- The Washington Times - Tuesday, July 8, 2003

Ruth Mitchell grins as her doctor walks into her kitchen and spots her, a recovering stroke victim, faithfully following his prescription: raisin bran for breakfast.

“That’s great,” Dr. Eric De Jonge says as he wheels in his black bag, loaded not just with stethoscopes and shots, but also with miniature modern gadgets usually seen only in hospitals: a beeperlike pulse oximeter to measure the oxygen in Mrs. Mitchell’s blood, analyzers for on-the-spot blood testing, and a plate-sized echocardiogram machine.

Dr. De Jonge and a team of geriatricians and nurse practitioners are bringing old-fashioned house calls with a modern twist to impoverished streets in the Washington area — targeting the hardest-to-treat Medicare patients, those with multiple chronic illnesses who can’t or won’t visit a doctor until they are so sick that they show up at emergency rooms.

The doctor’s records show that regular health care in these patients’ homes cuts expensive hospital stays and helps stroke victims such as Mrs. Mitchell stay out of even more costly nursing homes.

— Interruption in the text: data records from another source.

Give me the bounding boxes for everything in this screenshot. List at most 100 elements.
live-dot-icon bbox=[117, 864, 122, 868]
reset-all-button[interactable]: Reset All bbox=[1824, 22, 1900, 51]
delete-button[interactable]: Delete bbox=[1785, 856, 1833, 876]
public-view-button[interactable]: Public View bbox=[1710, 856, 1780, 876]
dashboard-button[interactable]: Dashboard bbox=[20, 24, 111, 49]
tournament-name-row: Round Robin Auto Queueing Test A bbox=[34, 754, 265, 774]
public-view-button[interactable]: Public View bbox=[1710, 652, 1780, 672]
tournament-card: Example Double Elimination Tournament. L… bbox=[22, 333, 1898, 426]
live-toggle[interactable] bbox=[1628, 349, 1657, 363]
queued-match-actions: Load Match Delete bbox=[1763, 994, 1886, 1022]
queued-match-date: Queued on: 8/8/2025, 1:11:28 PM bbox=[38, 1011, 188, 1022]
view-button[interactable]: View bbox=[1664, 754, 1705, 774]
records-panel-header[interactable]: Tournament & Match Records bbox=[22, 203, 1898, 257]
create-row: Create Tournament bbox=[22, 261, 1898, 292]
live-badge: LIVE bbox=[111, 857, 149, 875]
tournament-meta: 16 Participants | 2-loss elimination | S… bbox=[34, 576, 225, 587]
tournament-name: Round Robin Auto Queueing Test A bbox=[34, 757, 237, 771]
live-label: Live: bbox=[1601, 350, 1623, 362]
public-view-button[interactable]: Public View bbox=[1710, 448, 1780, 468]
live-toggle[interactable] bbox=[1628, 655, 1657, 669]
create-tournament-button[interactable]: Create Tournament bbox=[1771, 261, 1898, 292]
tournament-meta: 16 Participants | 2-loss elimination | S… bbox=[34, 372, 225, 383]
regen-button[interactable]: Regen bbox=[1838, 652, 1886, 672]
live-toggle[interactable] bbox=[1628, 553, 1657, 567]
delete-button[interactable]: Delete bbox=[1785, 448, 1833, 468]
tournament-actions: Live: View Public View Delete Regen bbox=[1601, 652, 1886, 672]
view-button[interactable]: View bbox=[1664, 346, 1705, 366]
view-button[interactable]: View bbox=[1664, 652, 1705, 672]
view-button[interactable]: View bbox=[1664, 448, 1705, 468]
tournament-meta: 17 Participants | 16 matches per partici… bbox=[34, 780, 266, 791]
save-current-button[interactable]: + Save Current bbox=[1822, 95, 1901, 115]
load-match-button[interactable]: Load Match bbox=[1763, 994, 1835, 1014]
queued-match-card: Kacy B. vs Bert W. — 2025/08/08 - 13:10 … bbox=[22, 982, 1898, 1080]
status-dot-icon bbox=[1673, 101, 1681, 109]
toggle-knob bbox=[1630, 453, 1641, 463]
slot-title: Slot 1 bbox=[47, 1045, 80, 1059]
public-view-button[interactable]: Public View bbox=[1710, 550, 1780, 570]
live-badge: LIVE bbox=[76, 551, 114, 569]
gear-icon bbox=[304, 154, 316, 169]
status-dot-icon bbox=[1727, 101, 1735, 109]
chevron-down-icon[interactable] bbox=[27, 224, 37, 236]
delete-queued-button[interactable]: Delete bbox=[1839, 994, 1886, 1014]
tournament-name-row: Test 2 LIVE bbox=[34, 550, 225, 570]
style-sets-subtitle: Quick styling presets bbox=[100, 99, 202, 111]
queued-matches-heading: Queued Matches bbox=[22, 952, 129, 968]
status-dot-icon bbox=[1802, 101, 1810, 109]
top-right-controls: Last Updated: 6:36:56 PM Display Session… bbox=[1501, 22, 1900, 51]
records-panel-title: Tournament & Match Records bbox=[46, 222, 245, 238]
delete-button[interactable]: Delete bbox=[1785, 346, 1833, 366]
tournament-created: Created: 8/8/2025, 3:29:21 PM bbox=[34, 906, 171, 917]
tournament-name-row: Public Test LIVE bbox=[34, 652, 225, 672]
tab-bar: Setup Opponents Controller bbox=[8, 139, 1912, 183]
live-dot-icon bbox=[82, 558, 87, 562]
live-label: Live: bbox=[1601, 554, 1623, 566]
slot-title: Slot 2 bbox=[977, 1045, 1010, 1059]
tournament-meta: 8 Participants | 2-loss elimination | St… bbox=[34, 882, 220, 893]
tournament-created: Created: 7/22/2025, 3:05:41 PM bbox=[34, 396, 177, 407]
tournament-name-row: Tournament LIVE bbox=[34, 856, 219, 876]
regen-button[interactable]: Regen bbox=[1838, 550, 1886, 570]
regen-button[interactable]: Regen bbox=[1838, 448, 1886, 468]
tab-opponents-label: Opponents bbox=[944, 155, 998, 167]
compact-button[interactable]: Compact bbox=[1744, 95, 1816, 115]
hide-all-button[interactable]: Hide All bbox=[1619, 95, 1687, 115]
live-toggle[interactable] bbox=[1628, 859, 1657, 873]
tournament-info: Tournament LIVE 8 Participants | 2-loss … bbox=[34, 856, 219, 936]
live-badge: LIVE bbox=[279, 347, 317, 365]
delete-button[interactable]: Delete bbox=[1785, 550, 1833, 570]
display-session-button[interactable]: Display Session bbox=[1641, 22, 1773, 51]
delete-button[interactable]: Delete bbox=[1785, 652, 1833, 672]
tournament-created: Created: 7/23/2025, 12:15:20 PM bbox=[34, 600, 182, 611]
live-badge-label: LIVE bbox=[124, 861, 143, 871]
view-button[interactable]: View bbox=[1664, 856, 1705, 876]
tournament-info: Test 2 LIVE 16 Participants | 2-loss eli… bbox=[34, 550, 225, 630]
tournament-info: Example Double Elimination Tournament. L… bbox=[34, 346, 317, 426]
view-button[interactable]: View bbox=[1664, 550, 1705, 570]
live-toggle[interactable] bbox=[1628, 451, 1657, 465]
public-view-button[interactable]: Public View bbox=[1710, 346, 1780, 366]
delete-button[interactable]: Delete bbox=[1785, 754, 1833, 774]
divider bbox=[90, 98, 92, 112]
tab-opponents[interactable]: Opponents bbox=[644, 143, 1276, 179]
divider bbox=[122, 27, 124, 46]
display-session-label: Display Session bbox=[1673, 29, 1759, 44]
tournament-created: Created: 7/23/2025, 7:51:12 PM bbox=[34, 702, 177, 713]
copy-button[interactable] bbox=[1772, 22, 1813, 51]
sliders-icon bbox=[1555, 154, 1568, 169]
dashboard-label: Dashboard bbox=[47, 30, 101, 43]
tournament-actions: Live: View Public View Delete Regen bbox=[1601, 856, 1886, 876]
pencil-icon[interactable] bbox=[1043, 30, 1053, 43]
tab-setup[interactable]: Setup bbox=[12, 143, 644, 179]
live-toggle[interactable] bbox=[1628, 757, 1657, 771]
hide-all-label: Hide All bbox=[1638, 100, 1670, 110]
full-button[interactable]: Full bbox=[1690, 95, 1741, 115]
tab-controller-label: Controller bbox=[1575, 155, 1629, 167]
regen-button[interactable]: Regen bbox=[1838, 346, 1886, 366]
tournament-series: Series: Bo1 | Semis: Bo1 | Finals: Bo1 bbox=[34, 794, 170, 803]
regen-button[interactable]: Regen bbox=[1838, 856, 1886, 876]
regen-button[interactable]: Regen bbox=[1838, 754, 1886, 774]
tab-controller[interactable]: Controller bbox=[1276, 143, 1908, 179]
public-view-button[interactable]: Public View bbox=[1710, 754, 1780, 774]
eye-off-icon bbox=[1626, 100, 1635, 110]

It’s a small but growing movement: Roughly 700 doctors around the country offer at least some house calls, according to the American Academy of Home Care Physicians. They include businesses that offer the wealthy convenience for an extra fee and doctors who say the huge needs of frail seniors can’t be met during a 20-minute office visit, even if homebound patients can get there.

Such elder care is still rare; Medicare pays for about 1.5 million house calls a year. More rare are comprehensive programs such as Dr. De Jonge’s that bring special services — speech therapists, social workers to arrange Medicaid-funded aid, and portable X-ray and echocardiogram machines — into the living room any time of day.

Medicare is a federal program that pays for health care for the elderly, and Medicaid pays for health care for the poor.

“It’s difficult financially for physicians to do this, and many have never been trained” to do house calls, says Constance Row, executive director of the American Academy of Home Care Physicians.

But Dr. De Jonge and Dr. George Taler say the Medical House Call program they co-founded at Washington Hospital Center shows that home care can be financially doable, even cost-saving, by better treating the 5 percent of Medicare patients who account for more than half the government program’s spending.

Preventing one emergency-room visit, usually $2,000, can offset a year of Medicare-paid house calls for that patient, typically 16 house calls at $100 apiece, Dr. Taler says. When patients need hospitalization, they are admitted to the geriatric wing, where the two doctors care for inpatients. Records of the 410 enrolled patients show that the program has cut the average hospital stay by almost three days.

It’s not easy. Despite no rent and the hospital’s backing, the doctors needed grants to start the program in 1999, and it took three years to break even. But they are training health workers to copy the system; one has begun in Cincinnati, and another starts this month in New York’s Harlem.

“This is for people who have a passion for the frail elderly,” says Dr. De Jonge, who calls the long-term relationships formed during his hourlong house calls more fulfilling than office-based medicine.

Going to patients’ homes lets health workers see preventable problems they otherwise would never know about and teach caregivers to cope.

Take 94-year-old Magnolia Gordon, recuperating from a broken leg. Nurse practitioner Jan Goldberg enters her hot living room and immediately notices that Mrs. Gordon’s mouth is dry, an early sign of dehydration.

Mrs. Gordon is so sensitive to cold that she won’t run her air conditioner. The nurse practitioner gently tells her to run it at least a little each day and to drink more water, because life-threatening dehydration can hit the elderly swiftly. Then she spots brewing bed sores on Mrs. Gordon’s heels and promises to send over a pressure-easing cushion.

Mrs. Gordon had not seen a doctor in 25 years until she broke a hip in March 2002. Patched up and sent home, she refused to move in with her daughter, who could neither quit her job to provide full-time care nor afford a home nurse.

Then someone suggested the house-call program. First, social worker Jenna Green won Mrs. Gordon a Medicaid waiver, available for certain low-income seniors, so she could hire a part-time health aide and avoid a nursing home. Another fall required a hospital trip for a broken leg, but other ailments — an arm infection, a minor fall one Saturday morning — were treated at home.

“It has been a life raft for me,” says Mrs. Gordon’s daughter, Sandra Armstrong.

Across town, 82-year-old Mrs. Mitchell totters to the couch, where Dr. De Jonge waits to examine her. She is eating better, and the blood pressure that caused a recent stroke is significantly better, the doctor sees as he spells out a medication change to her husband.

The stroke damaged her vocal cords, and she painstakingly whispers, “When am I going to be well?”

Dr. De Jonge squeezes her hand. “You may not get to run down Georgia Avenue by yourself, but you’ll get to walking better and eating better.”